The world’s notorious criminals are known for perpetrating some of the most violent, gruesome crimes, such as the serial killer Ted Bundy from the 1970s. You may have heard the terms “sociopath” and “psychopath” referred to such individuals who commit illegal and even unusual acts. Despite how loosely these labels are often used, there are key differences between sociopathy and psychopathy.
Sociopathy is a broad term that refers to an individual who has Antisocial Personality Disorder (ASPD). According to the Diagnostic and Statistical Manual of Mental Disorders (DSM), which is the standard handbook used by clinicians and psychiatrists to assess and diagnose mental disorders, ASPD is characterized by the lack of conformity to social expectations by perpetrating antisocial behaviors that disregard or violate other people’s rights (Friedman et al., 2021).
Psychopathy involves characteristics similar to ASPD. However, psychopathy is specifically defined by two factors. Factor 1 describes the emotional and interpersonal dimension of psychopathy, which refers to the core personality traits that people may often associate with psychopathy: fearlessness, boldness, excitement-seeking, absence of empathy, lack of remorse, and manipulative (Crego & Widiger, 2022; Friedman et al., 2021).
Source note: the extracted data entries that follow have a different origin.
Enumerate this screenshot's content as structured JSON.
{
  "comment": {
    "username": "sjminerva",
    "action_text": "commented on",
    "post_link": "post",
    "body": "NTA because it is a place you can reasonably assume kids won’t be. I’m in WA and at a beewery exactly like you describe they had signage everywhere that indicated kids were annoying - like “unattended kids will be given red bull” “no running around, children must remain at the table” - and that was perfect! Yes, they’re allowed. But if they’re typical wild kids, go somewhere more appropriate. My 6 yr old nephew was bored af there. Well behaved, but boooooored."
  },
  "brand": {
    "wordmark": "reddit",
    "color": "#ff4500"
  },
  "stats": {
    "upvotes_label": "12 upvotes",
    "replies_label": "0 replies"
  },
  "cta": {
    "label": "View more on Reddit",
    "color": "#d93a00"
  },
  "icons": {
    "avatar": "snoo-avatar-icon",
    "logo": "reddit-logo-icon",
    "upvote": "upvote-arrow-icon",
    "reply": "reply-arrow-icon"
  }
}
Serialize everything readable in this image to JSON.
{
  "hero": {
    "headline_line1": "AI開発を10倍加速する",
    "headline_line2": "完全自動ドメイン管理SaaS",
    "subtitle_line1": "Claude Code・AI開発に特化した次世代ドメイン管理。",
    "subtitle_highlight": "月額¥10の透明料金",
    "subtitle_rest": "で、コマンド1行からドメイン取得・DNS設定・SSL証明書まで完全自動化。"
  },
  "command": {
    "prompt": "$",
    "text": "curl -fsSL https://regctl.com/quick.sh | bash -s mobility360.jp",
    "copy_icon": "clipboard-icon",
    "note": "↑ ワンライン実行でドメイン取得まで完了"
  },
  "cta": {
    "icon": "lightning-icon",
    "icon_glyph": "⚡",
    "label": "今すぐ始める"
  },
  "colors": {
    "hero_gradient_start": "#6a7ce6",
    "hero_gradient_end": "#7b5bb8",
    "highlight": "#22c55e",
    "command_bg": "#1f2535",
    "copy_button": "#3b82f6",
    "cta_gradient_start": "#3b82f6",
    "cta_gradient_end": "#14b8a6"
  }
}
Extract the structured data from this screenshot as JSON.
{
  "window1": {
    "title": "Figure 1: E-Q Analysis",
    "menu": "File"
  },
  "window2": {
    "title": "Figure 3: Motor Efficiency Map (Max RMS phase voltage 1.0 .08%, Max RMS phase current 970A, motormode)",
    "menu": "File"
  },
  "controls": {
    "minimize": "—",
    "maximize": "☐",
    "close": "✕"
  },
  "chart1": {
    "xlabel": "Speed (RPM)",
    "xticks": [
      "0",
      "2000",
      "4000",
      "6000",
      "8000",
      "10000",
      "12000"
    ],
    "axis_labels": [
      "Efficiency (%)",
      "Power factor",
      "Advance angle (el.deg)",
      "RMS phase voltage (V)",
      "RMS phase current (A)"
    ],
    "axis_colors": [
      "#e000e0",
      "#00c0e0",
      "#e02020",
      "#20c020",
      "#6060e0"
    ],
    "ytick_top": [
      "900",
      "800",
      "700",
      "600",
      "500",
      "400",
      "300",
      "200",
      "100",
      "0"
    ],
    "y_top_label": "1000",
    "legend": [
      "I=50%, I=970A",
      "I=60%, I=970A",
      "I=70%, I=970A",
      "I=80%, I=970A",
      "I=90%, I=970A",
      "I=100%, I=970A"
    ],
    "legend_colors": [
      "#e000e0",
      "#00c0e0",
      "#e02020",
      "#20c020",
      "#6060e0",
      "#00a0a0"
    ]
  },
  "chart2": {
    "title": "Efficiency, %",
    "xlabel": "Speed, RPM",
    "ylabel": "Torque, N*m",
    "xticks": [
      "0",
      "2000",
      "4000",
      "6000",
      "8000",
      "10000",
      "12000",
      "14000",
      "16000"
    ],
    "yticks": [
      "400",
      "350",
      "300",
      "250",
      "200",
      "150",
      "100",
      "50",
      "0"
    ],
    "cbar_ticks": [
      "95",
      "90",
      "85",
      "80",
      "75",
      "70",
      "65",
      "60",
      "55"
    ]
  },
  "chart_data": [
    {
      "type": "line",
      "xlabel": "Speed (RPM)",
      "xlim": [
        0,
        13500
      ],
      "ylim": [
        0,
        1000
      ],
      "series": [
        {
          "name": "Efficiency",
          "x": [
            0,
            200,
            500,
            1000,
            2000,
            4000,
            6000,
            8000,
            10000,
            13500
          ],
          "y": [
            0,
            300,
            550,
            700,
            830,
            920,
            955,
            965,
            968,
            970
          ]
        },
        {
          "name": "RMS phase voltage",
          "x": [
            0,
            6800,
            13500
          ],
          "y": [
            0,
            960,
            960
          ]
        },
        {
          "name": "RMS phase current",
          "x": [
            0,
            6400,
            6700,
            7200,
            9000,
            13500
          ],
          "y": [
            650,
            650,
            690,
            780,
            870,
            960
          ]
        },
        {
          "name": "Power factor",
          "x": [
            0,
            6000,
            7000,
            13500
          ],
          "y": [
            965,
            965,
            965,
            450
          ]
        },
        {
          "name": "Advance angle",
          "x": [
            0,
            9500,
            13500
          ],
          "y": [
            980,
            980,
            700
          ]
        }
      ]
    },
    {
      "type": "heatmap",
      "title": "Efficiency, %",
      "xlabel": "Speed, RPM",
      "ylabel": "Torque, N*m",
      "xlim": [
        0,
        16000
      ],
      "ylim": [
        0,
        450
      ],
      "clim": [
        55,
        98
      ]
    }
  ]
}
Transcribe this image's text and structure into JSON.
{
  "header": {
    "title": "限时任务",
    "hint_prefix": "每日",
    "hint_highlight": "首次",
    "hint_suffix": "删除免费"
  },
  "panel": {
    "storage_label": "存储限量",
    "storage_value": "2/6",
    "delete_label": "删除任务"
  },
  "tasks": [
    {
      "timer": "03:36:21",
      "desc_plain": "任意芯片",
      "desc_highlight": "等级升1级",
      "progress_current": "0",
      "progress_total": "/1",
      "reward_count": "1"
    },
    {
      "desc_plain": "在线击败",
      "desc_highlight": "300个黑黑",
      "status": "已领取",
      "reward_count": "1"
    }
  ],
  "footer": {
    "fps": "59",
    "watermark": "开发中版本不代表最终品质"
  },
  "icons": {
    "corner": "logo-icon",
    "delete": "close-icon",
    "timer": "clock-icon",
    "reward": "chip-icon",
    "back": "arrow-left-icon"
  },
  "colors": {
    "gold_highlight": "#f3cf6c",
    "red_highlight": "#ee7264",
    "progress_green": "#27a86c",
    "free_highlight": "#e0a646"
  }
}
Factor 2 defines the impulsive and irresponsible dimension of psychopathy, which describes the antisocial lifestyle and socially deviant behavioral aspect (Friedman et al., 2021). Although the second factor of psychopathy overlaps with the diagnostic criteria of ASPD, the first factor is not observed in all individuals diagnosed with ASPD.
In other words, most people who exhibit psychopathy also meet the criteria for ASPD, but not all people diagnosed with ASPD show psychopathic traits (Baliousis et al., 2019).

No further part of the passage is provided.